Para ele, “Renitente esbulho não pode ser confundido com ocupação passada ou com desocupação forçada, ocorrida no passado. Há de haver, para configuração de esbulho, situação de efetivo conflito possessório que, mesmo iniciado no passado, ainda persista até o marco demarcatório temporal atual (vale dizer, a data da promulgação da Constituição de 1988), conflito que se materializa por circunstâncias de fato ou, pelo menos, por uma controvérsia possessória judicializada”. Zavaski fez uso dessa caracterização para negar o direito dos Terena à sua terra tradicional. Leia aqui.

Na prática, tal interpretação do Artigo 231 da Constituição reduz o direito dos povos às suas terras tradicionais a duas situações hipotéticas absurdamente limitadas. Ou seja, para terem o direito às suas terras, os indígenas teriam que estar fisicamente sobre elas em 5 de outubro de 1988 ou, na hipótese de não estarem fisicamente sobre as terras, deveriam estar disputando judicialmente ou em “efetivo conflito possessório”  com os fazendeiros na mesma data.

Diante dessa decisão, cumpre-nos perguntar: era a intenção do Constituinte, ao grafar o Artigo 231 na Constituição brasileira, reconhecer, aos povos indígenas, o direito restrito apenas àquelas terras que eles já detinham a posse física na data da promulgação da Constituição ou que estivessem disputando essa posse judicialmente ou por meio do conflito deflagrado, ou seja, em estado de guerra, com os fazendeiros invasores? É óbvio que não.

Estamos diante de uma situação profundamente sensível. Uma eventual confirmação dessa decisão pelo Pleno do STFseria uma sinalização evidente, para os povos indígenas, de que a guerra é um mecanismo, mais do que legítimo, necessário para que mantenham o direito sobre suas terras tradicionais.

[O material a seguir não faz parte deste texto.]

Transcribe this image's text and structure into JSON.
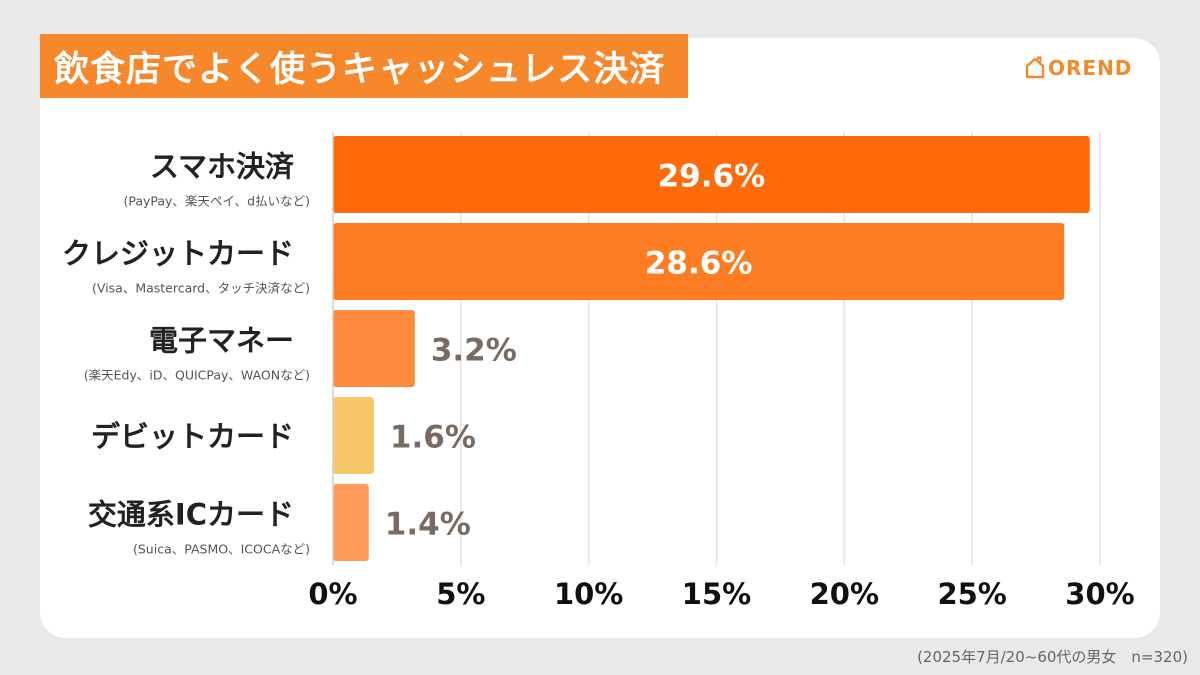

É esse mesmo o sinal que o STF está disposto a dar para os povos indígenas do Brasil? A mesma decisão seria, concomitantemente, uma sinalização evidente, para os históricos e novos invasores de terras indígenas, que o mecanismo da “desocupação forçada” dos povos é, mais do que legítimo, conveniente e vantajoso para os seus intentos. É esse mesmo o sinal que o STF está disposto a dar aos inimigos dos povos indígenas do Brasil?

Rogamos que os ministros do Supremo usem o bom senso e o senso de como alicerces de suas decisões e revoguem a decisão em questão propalada pela 2ª. Turma. A Suprema Corte do Poder Judiciário brasileiro não pode ser transformada num lavatório das mãos daqueles que as sujaram e sujam com o sangue dos povos e lideranças indígenas de nosso país.